By Arturo R. García
Despite designating pregnant undocumented immigrants as “low-priority” targets for incarceration, officials with U.S. Immigration and Customs Enforcement (ICE) imprisoned 40 pregnant women at a detention facility in Texas while claiming not to keep “specific records” on detainees’ pregnancy status, Fusion reported on Tuesday.
Records obtained via a Freedom of Information Act (FOIA) request showed the women were held at the El Paso Processing Center last year, following a January 2014 report that 13 pregnant women were being detained at the facility during a four-month period, despite ICE officially stating that they should not be placed in detention centers “absent extraordinary circumstances.”
When Fusion filed a FOIA request looking for data on how many pregnant women were being detained in the agency’s 250 centers around the country, ICE responded with a statement saying it did not “maintain specific records” regarding that kind of information.
“I’m not sure what they know,” Silky Shah, interim executive director of the Detention Watch Network, an immigrants’ advocacy group. “There is a risk assessment tool, which we know has been implemented that should be keeping track of who is pregnant and who is going into detention, and they should have those numbers.

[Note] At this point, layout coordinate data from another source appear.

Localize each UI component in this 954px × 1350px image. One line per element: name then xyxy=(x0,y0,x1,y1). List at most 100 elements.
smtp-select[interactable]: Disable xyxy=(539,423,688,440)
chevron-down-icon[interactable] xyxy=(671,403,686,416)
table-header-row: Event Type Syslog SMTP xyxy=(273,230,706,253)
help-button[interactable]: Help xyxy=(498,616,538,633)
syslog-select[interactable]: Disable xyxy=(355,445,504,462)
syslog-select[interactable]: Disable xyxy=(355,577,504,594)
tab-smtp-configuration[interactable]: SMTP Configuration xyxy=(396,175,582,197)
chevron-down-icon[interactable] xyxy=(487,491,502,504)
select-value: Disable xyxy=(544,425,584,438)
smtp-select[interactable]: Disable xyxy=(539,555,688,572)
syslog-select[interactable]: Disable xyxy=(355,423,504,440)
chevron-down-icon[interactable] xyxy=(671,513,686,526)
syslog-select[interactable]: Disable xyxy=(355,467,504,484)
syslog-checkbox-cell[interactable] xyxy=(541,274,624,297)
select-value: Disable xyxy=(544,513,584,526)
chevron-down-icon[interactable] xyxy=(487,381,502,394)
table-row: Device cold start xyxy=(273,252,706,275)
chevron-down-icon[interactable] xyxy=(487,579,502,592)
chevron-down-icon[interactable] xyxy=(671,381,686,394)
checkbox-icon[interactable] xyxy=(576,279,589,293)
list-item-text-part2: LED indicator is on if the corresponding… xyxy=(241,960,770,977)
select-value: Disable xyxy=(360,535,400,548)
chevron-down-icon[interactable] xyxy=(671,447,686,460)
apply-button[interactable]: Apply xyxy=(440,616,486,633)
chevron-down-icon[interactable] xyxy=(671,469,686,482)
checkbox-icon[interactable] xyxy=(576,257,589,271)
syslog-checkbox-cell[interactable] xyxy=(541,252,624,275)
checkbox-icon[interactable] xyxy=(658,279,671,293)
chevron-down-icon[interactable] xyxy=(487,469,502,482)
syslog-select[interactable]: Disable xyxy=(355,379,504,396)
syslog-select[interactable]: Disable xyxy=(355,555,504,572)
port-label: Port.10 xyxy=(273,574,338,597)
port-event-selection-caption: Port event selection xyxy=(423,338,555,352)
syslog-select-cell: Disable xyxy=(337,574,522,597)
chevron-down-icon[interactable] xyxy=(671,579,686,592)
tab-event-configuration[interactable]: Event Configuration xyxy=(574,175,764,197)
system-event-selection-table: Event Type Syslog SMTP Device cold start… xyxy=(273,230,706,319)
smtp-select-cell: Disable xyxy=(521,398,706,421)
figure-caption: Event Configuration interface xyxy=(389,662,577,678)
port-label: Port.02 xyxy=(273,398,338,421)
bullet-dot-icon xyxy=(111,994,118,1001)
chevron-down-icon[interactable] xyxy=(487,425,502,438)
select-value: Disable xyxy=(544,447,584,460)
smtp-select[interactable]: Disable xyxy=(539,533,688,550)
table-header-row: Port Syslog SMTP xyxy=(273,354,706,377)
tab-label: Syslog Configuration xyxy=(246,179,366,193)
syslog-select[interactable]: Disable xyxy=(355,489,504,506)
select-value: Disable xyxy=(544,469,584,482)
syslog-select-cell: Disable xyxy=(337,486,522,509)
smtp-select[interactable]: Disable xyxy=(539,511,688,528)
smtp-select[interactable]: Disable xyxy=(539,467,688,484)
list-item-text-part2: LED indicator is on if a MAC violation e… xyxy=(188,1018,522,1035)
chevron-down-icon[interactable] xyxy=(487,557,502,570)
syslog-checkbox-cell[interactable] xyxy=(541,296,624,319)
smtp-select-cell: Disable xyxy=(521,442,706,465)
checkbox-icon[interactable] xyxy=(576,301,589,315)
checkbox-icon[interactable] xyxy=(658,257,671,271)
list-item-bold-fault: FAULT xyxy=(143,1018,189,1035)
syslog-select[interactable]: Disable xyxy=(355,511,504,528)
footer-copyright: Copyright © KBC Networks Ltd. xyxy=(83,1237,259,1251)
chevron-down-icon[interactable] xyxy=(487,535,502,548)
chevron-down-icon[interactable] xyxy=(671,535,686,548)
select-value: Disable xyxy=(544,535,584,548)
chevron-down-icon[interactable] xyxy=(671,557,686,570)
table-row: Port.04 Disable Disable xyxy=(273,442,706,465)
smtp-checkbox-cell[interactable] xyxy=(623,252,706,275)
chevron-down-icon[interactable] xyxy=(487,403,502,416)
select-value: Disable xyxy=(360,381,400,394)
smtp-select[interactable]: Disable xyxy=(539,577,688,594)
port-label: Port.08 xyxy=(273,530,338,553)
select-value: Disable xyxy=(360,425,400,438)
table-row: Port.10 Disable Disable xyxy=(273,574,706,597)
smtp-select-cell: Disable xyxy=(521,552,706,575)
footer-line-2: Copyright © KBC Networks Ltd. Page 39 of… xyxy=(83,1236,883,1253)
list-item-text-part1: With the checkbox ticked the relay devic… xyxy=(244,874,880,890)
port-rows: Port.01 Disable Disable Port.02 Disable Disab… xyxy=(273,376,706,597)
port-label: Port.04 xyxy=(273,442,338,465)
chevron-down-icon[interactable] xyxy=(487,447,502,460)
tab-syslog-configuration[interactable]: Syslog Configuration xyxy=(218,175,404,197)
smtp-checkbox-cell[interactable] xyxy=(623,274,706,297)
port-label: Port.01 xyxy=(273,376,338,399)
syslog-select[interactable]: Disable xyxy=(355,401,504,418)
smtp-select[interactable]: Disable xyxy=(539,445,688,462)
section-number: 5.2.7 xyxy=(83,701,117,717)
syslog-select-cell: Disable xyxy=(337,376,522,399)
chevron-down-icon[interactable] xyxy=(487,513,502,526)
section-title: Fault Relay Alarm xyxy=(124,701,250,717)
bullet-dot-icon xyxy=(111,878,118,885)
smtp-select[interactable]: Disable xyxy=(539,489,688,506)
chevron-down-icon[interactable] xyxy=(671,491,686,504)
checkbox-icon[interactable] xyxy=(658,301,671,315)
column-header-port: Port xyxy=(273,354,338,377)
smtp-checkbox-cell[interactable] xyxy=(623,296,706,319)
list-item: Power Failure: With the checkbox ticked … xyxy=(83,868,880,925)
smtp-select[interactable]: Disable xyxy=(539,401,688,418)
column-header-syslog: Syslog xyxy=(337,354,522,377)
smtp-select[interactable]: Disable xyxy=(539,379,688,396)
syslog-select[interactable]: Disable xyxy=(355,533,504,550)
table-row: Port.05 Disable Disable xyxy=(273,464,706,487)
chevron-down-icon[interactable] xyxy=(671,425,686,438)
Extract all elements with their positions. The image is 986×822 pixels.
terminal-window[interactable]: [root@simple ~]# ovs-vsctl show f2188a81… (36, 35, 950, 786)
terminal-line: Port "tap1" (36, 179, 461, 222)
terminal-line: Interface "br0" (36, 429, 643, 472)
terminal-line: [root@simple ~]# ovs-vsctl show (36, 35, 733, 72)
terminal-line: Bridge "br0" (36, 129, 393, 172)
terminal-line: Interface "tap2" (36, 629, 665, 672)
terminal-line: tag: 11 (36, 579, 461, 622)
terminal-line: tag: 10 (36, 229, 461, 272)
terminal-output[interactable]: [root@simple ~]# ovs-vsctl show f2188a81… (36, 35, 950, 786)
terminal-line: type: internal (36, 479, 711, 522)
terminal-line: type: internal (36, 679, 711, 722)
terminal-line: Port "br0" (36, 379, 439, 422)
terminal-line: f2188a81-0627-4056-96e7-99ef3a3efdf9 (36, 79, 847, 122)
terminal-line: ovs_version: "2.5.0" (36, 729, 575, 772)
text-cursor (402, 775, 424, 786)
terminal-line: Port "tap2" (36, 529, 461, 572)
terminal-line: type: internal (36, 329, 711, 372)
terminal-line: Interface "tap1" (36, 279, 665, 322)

How that’s being tracked, I’m not sure.”
Fusion also reported that, within days of receiving their initial requests, the agency released five pregnant detainees from the El Paso facility and stated that it was “re-running the data request” regarding its later FOIA filings.
One detainee, 27-year-old Sugey Carrazco, told Fusion that she is one of seven pregnant women being detained at ICE’s detention center in Otay Mesa, California, and that she has been denied necessary nutritional supplements because facility policy mandates that the last meal of the day be served at 4 p.m. Carrazco is seeking asylum from Mexico to join her two sons in the U.S.
While ICE did not confirm how many pregnant women are being detained at the Otay facility, the agency released a statement saying Carrazco “underwent an initial medical exam by the ICE Health Service Corps’ clinical director” and that she “continues to receive professional prenatal care while she awaits the outcome of her case.”